What language would I pick? One that has nice iterables I guess. You know, I've been talking to a company that's heavily java lately, and though I can't bring myself to actually do java, I've never done Kotlin and that should be fun
Install with sdkman
I also need to install ob-kotlin if I want to work in the org document then ob-kotlin
(1..100).filter {it % 19 == 0}.reduce {a,b -> a + b}
Oh ok, so what do generators look like?
val infiniteCounter = generateSequence(1) { it + 1 }
infiniteCounter.take(5).toList()
oh ok, that gives me a good amount to go on
Ok, now just coding it up while having ChatGPT help me with syntax (I'm actually typing everything, not copy-pasting to build up some muscle memory)
data class Coordinates(val row: Int, val column: Int)

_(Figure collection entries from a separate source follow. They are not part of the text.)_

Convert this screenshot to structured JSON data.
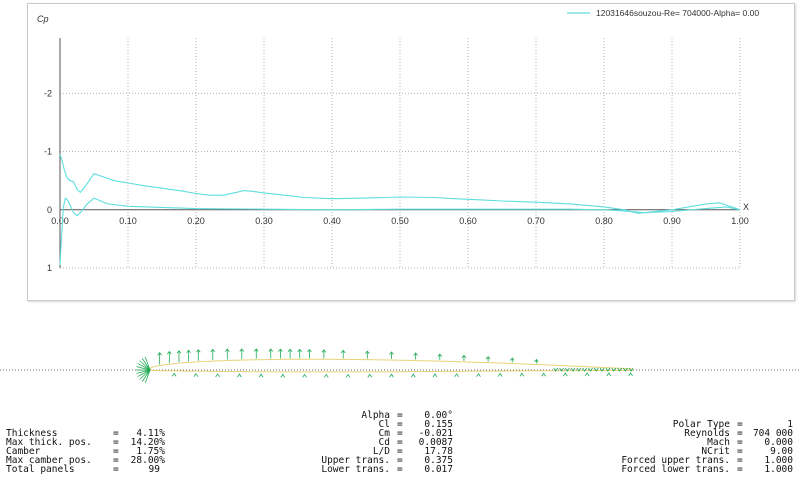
{
  "chart_data": {
    "type": "line",
    "ylabel": "Cp",
    "xlabel": "X",
    "xlim": [
      0,
      1
    ],
    "ylim": [
      -2.95,
      1.0
    ],
    "y_inverted": true,
    "grid": true,
    "x_ticks": [
      "0.00",
      "0.10",
      "0.20",
      "0.30",
      "0.40",
      "0.50",
      "0.60",
      "0.70",
      "0.80",
      "0.90",
      "1.00"
    ],
    "y_ticks": [
      {
        "value": -2,
        "label": "-2"
      },
      {
        "value": -1,
        "label": "-1"
      },
      {
        "value": 0,
        "label": "0"
      },
      {
        "value": 1,
        "label": "1"
      }
    ],
    "legend": {
      "placement": "top-right",
      "label": "12031646souzou-Re= 704000-Alpha= 0.00"
    },
    "series": [
      {
        "name": "upper",
        "color": "#5fdede",
        "x": [
          0.0,
          0.003,
          0.006,
          0.01,
          0.015,
          0.02,
          0.025,
          0.03,
          0.04,
          0.05,
          0.06,
          0.08,
          0.1,
          0.12,
          0.15,
          0.18,
          0.2,
          0.22,
          0.24,
          0.26,
          0.27,
          0.28,
          0.3,
          0.33,
          0.36,
          0.4,
          0.45,
          0.5,
          0.55,
          0.58,
          0.62,
          0.65,
          0.7,
          0.75,
          0.8,
          0.83,
          0.85,
          0.9,
          0.95,
          0.97,
          0.99,
          1.0
        ],
        "y": [
          -0.95,
          -0.85,
          -0.7,
          -0.55,
          -0.5,
          -0.48,
          -0.35,
          -0.3,
          -0.45,
          -0.62,
          -0.58,
          -0.5,
          -0.46,
          -0.42,
          -0.37,
          -0.32,
          -0.28,
          -0.25,
          -0.25,
          -0.3,
          -0.33,
          -0.32,
          -0.29,
          -0.25,
          -0.21,
          -0.19,
          -0.2,
          -0.22,
          -0.21,
          -0.19,
          -0.17,
          -0.15,
          -0.13,
          -0.1,
          -0.05,
          0.0,
          0.06,
          0.0,
          -0.1,
          -0.12,
          -0.04,
          0.0
        ]
      },
      {
        "name": "lower",
        "color": "#5fdede",
        "x": [
          0.0,
          0.002,
          0.005,
          0.008,
          0.012,
          0.016,
          0.02,
          0.025,
          0.03,
          0.04,
          0.05,
          0.07,
          0.1,
          0.15,
          0.2,
          0.3,
          0.4,
          0.5,
          0.6,
          0.7,
          0.75,
          0.8,
          0.83,
          0.86,
          0.9,
          0.95,
          0.98,
          1.0
        ],
        "y": [
          0.95,
          0.5,
          -0.05,
          -0.2,
          -0.15,
          -0.05,
          0.05,
          0.1,
          0.05,
          -0.1,
          -0.2,
          -0.1,
          -0.06,
          -0.04,
          -0.02,
          -0.01,
          0.0,
          -0.01,
          -0.01,
          -0.01,
          -0.01,
          0.0,
          0.02,
          0.05,
          0.03,
          -0.02,
          -0.05,
          0.0
        ]
      }
    ]
  },
  "geometry": {
    "labels": {
      "thickness": "Thickness",
      "max_thick_pos": "Max thick. pos.",
      "camber": "Camber",
      "max_camber_pos": "Max camber pos.",
      "total_panels": "Total panels"
    },
    "values": {
      "thickness": "4.11%",
      "max_thick_pos": "14.20%",
      "camber": "1.75%",
      "max_camber_pos": "28.00%",
      "total_panels": "99"
    }
  },
  "aero": {
    "labels": {
      "alpha": "Alpha",
      "cl": "Cl",
      "cm": "Cm",
      "cd": "Cd",
      "ld": "L/D",
      "upper_trans": "Upper trans.",
      "lower_trans": "Lower trans."
    },
    "values": {
      "alpha": "0.00°",
      "cl": "0.155",
      "cm": "-0.021",
      "cd": "0.0087",
      "ld": "17.78",
      "upper_trans": "0.375",
      "lower_trans": "0.017"
    }
  },
  "polar": {
    "labels": {
      "polar_type": "Polar Type",
      "reynolds": "Reynolds",
      "mach": "Mach",
      "ncrit": "NCrit",
      "forced_upper": "Forced upper trans.",
      "forced_lower": "Forced lower trans."
    },
    "values": {
      "polar_type": "1",
      "reynolds": "704 000",
      "mach": "0.000",
      "ncrit": "9.00",
      "forced_upper": "1.000",
      "forced_lower": "1.000"
    }
  },
  "equals_sign": "=",
  "colors": {
    "curve": "#5fdede",
    "foil": "#e8d27a",
    "vectors": "#1faa55",
    "grid": "#b5b5b5",
    "zero_line": "#555555"
  }
}
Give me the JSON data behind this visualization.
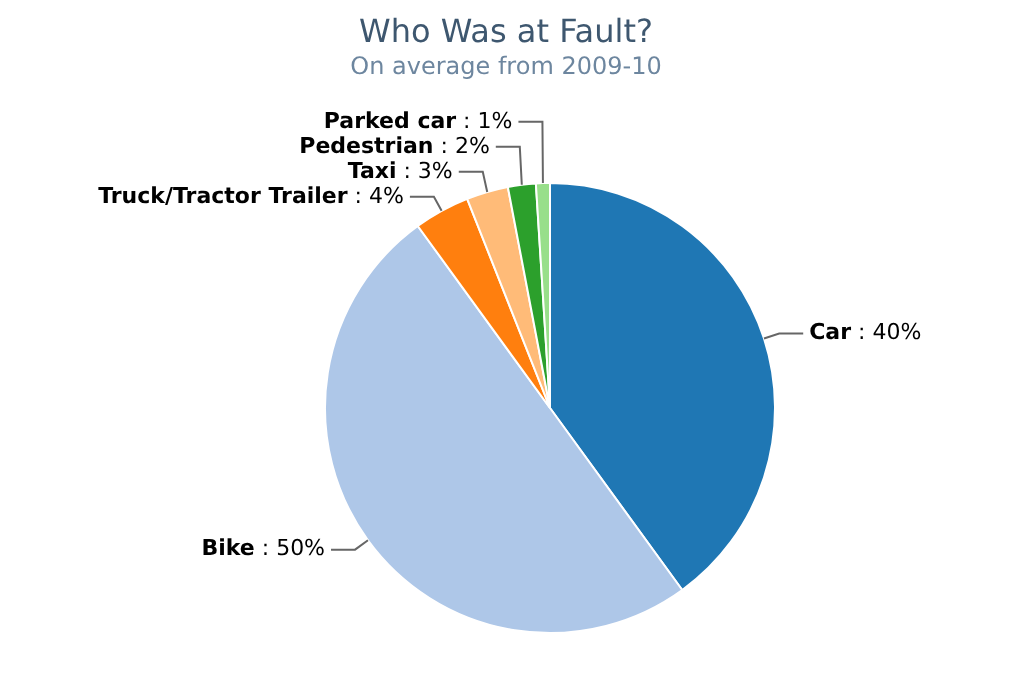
{
  "chart_data": {
    "type": "pie",
    "title": "Who Was at Fault?",
    "subtitle": "On average from 2009-10",
    "categories": [
      "Car",
      "Bike",
      "Truck/Tractor Trailer",
      "Taxi",
      "Pedestrian",
      "Parked car"
    ],
    "values": [
      40,
      50,
      4,
      3,
      2,
      1
    ],
    "value_labels": [
      ": 40%",
      ": 50%",
      ": 4%",
      ": 3%",
      ": 2%",
      ": 1%"
    ],
    "colors": [
      "#1f77b4",
      "#aec7e8",
      "#ff7f0e",
      "#ffbb78",
      "#2ca02c",
      "#98df8a"
    ],
    "legend": false
  }
}
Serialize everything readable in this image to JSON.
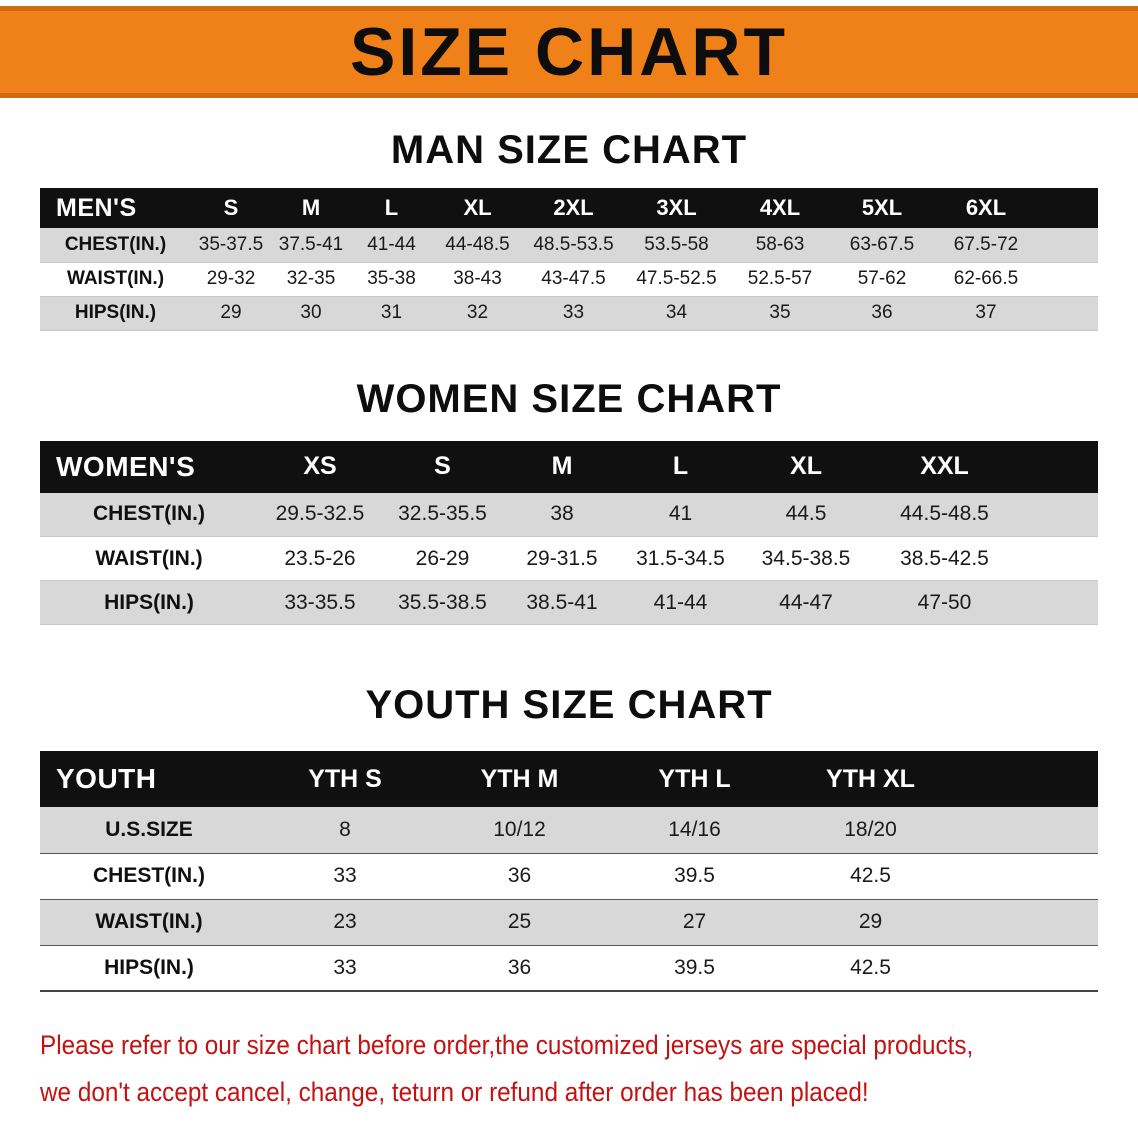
{
  "banner": {
    "title": "SIZE CHART"
  },
  "men": {
    "heading": "MAN SIZE CHART",
    "header": [
      "MEN'S",
      "S",
      "M",
      "L",
      "XL",
      "2XL",
      "3XL",
      "4XL",
      "5XL",
      "6XL"
    ],
    "rows": [
      [
        "CHEST(IN.)",
        "35-37.5",
        "37.5-41",
        "41-44",
        "44-48.5",
        "48.5-53.5",
        "53.5-58",
        "58-63",
        "63-67.5",
        "67.5-72"
      ],
      [
        "WAIST(IN.)",
        "29-32",
        "32-35",
        "35-38",
        "38-43",
        "43-47.5",
        "47.5-52.5",
        "52.5-57",
        "57-62",
        "62-66.5"
      ],
      [
        "HIPS(IN.)",
        "29",
        "30",
        "31",
        "32",
        "33",
        "34",
        "35",
        "36",
        "37"
      ]
    ]
  },
  "women": {
    "heading": "WOMEN SIZE CHART",
    "header": [
      "WOMEN'S",
      "XS",
      "S",
      "M",
      "L",
      "XL",
      "XXL"
    ],
    "rows": [
      [
        "CHEST(IN.)",
        "29.5-32.5",
        "32.5-35.5",
        "38",
        "41",
        "44.5",
        "44.5-48.5"
      ],
      [
        "WAIST(IN.)",
        "23.5-26",
        "26-29",
        "29-31.5",
        "31.5-34.5",
        "34.5-38.5",
        "38.5-42.5"
      ],
      [
        "HIPS(IN.)",
        "33-35.5",
        "35.5-38.5",
        "38.5-41",
        "41-44",
        "44-47",
        "47-50"
      ]
    ]
  },
  "youth": {
    "heading": "YOUTH SIZE CHART",
    "header": [
      "YOUTH",
      "YTH S",
      "YTH M",
      "YTH L",
      "YTH XL"
    ],
    "rows": [
      [
        "U.S.SIZE",
        "8",
        "10/12",
        "14/16",
        "18/20"
      ],
      [
        "CHEST(IN.)",
        "33",
        "36",
        "39.5",
        "42.5"
      ],
      [
        "WAIST(IN.)",
        "23",
        "25",
        "27",
        "29"
      ],
      [
        "HIPS(IN.)",
        "33",
        "36",
        "39.5",
        "42.5"
      ]
    ]
  },
  "disclaimer": {
    "line1": "Please refer to our size chart before order,the customized jerseys are special products,",
    "line2": "we don't accept cancel, change, teturn or refund after order has been placed!"
  },
  "colors": {
    "banner_bg": "#f08018",
    "banner_edge": "#cf6a0e",
    "header_bg": "#101010",
    "header_text": "#ffffff",
    "row_stripe": "#d8d8d8",
    "heading_text": "#0d0d0d",
    "disclaimer_text": "#c41111"
  }
}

fun spiral(): Sequence<Coordinates> = sequence {
var row = 0
var col = 0
yield(Coordinates(row, col))
val ordinals = generateSequence(1) { it + 1}
val sideSizes = ordinals.iterator()
while (true) {
var sideSize = sideSizes.next()
// →
for (n in 0 until sideSize)
yield(Coordinates(row, ++col))
// ↓
for (n in 0 until sideSize)
yield(Coordinates(++row, col))
var nextSideSize = sideSizes.next()
// ←
for (n in 0 until nextSideSize)
yield(Coordinates(row, --col))
// ↑
for (n in 0 until nextSideSize)
yield(Coordinates(--row, col))
}
}
test it
"\n"+spiral().take(15).map{ "[${it.row}, ${it.column}]"}.joinToString("\n")
res0: kotlin.String =
[0, 0]
[0, 1]
[1, 1]
[1, 0]
[1, -1]
[0, -1]
[-1, -1]
[-1, 0]
[-1, 1]
[-1, 2]
[0, 2]
[1, 2]
[2, 2]
[2, 1]
[2, 0]
res1: kotlin.String = >>>
Yes, that looks right.
So now we're going to want to do the rest of this. translate and filter, then keep drawing from the sequence until we have all our squares filled
var spiralCoordinates = spiral().map{ Coordinates(it.row+rStart, it.column+cStart)}
var onGridSpiral = spiralCoordinates.filter { it.row in 0..(rows-1) && it.column in 0..(columns-1) }
var gridInSpiralOrder = onGridSpiral.take(rows*columns)
And to view output output, do this
"\n"+gridInSpiralOrder.map{ "[${it.row}, ${it.column}]"}.joinToString("\n")
Lets see it with values from example 1
var rows = 1
var columns = 4
var rStart = 0
var cStart = 0
res0: kotlin.String =
[0, 0]
[0, 1]
[0, 2]
[0, 3]
res1: kotlin.String = >>>
That's right, what if we started in column 2?
var rows = 1
var columns = 4
var rStart = 0
var cStart = 2
res2: kotlin.String =
[0, 2]
[0, 3]
[0, 1]
[0, 0]
res3: kotlin.String = >>>
Oh that's cool. And the right answer. Lets see it with Example 2
var rows = 5
var columns = 6
var rStart = 1
var cStart = 4
res4: kotlin.String =
[1, 4]
[1, 5]
[2, 5]
[2, 4]
[2, 3]
[1, 3]
[0, 3]
[0, 4]
[0, 5]
[3, 5]
[3, 4]
[3, 3]
[3, 2]
[2, 2]
[1, 2]
[0, 2]
[4, 5]
[4, 4]
[4, 3]
[4, 2]
[4, 1]
[3, 1]
[2, 1]
[1, 1]
[0, 1]
[4, 0]
[3, 0]
[2, 0]
[1, 0]
[0, 0]
res5: kotlin.String = >>>
Why yes. That's the exactly same answer!